Communicate to the employees, in writing, that they may attend on the conditions that they will accept responsibility for their own consumption, will moderate their intake of alcohol, and will co-operate with your efforts to ensure their safety. Provide a selection of non-alcoholic beverages and substantial foods and encourage your guests to spend more time eating than drinking.
Have your management team set a good example by remaining sober. Consider demanding employees turn in their car keys as a condition of being served alcohol. Obtain telephone numbers in advance for spouses or other family members in the event you need to contact them.
Hire or appoint a trained person to monitor alcohol consumption and behaviour and to take action when impairment is detected. Set and enforce strict limits on the number of drinks an employee may purchase (be especially careful to eliminate “bulk” buying later in the evening). Ensure that the bar closes well prior to the end of the event.
Provide designated drivers or alternate means of transportation directly home for employees who have consumed alcohol. Don’t be reluctant to contact the police immediately in the event a potentially impaired employee manages to leave unaccompanied.

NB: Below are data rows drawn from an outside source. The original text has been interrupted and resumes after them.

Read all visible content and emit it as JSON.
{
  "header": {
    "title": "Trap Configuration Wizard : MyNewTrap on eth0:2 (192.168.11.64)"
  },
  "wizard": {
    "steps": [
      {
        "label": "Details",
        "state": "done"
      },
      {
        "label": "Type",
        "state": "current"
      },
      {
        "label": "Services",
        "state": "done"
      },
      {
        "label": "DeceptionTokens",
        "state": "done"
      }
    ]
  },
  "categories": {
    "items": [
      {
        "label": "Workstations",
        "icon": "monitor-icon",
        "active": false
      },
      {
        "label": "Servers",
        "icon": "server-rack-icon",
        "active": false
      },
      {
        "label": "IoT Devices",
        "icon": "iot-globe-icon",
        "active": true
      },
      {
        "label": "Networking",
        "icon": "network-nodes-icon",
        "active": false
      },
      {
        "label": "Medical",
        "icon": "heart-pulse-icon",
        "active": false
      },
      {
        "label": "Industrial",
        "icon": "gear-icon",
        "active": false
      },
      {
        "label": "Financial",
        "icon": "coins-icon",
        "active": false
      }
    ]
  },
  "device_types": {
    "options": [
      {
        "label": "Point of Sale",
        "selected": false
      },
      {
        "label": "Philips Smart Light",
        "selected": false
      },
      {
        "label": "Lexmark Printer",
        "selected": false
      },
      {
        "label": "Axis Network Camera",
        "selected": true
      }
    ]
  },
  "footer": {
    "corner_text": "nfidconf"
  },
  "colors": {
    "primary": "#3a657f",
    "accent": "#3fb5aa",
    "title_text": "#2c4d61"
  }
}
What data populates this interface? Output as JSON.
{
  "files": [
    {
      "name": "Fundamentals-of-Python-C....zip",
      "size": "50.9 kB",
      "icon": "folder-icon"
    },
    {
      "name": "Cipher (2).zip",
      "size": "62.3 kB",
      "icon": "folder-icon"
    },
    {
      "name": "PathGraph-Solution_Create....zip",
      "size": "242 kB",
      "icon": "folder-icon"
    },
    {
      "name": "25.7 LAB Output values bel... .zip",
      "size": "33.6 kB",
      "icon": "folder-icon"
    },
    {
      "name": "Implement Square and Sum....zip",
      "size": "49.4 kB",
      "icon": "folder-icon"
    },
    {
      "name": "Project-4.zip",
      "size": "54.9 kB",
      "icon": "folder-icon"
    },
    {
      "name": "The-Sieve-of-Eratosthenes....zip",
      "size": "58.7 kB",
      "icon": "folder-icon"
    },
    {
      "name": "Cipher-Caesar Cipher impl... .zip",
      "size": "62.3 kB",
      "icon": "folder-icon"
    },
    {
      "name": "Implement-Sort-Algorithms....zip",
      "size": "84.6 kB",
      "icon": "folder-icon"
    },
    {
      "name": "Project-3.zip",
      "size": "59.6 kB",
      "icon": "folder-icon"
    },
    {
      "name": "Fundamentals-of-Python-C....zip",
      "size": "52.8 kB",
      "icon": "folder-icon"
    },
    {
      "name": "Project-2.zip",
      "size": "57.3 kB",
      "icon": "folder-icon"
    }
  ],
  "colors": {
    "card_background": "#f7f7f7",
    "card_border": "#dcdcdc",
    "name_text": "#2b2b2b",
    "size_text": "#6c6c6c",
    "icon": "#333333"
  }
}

Don’t assume your company is protected from liability simply because the event is held at a commercial establishment or has a “cash” bar. Don't distribute free “drink tickets” or provide an “open” bar and definitely don’t allow the employees to mix and pour their own drinks.
Don't allow employees who are exhibiting outward signs of impairment to continue drinking. Don’t ever leave the decision of whether to drive in the hands of the potentially impaired employee. 
Don’t hesitate to invoke your authority as the employer in assuring compliance with your efforts to ensure your employees’ safety. Most importantly, don't allow a potentially impaired employee to leave the event unless accompanied by a designated driver (or by some other sober person) who has clear instructions to get the employee directly home.
Each organization must choose whether to take pro-active steps to protect its employees (and the people whose lives they might affect). Your choices won't necessarily be popular but, if you make the right ones, you'll know you’ve done everything you can to ensure they, and the people around them, enjoy a safe holiday season.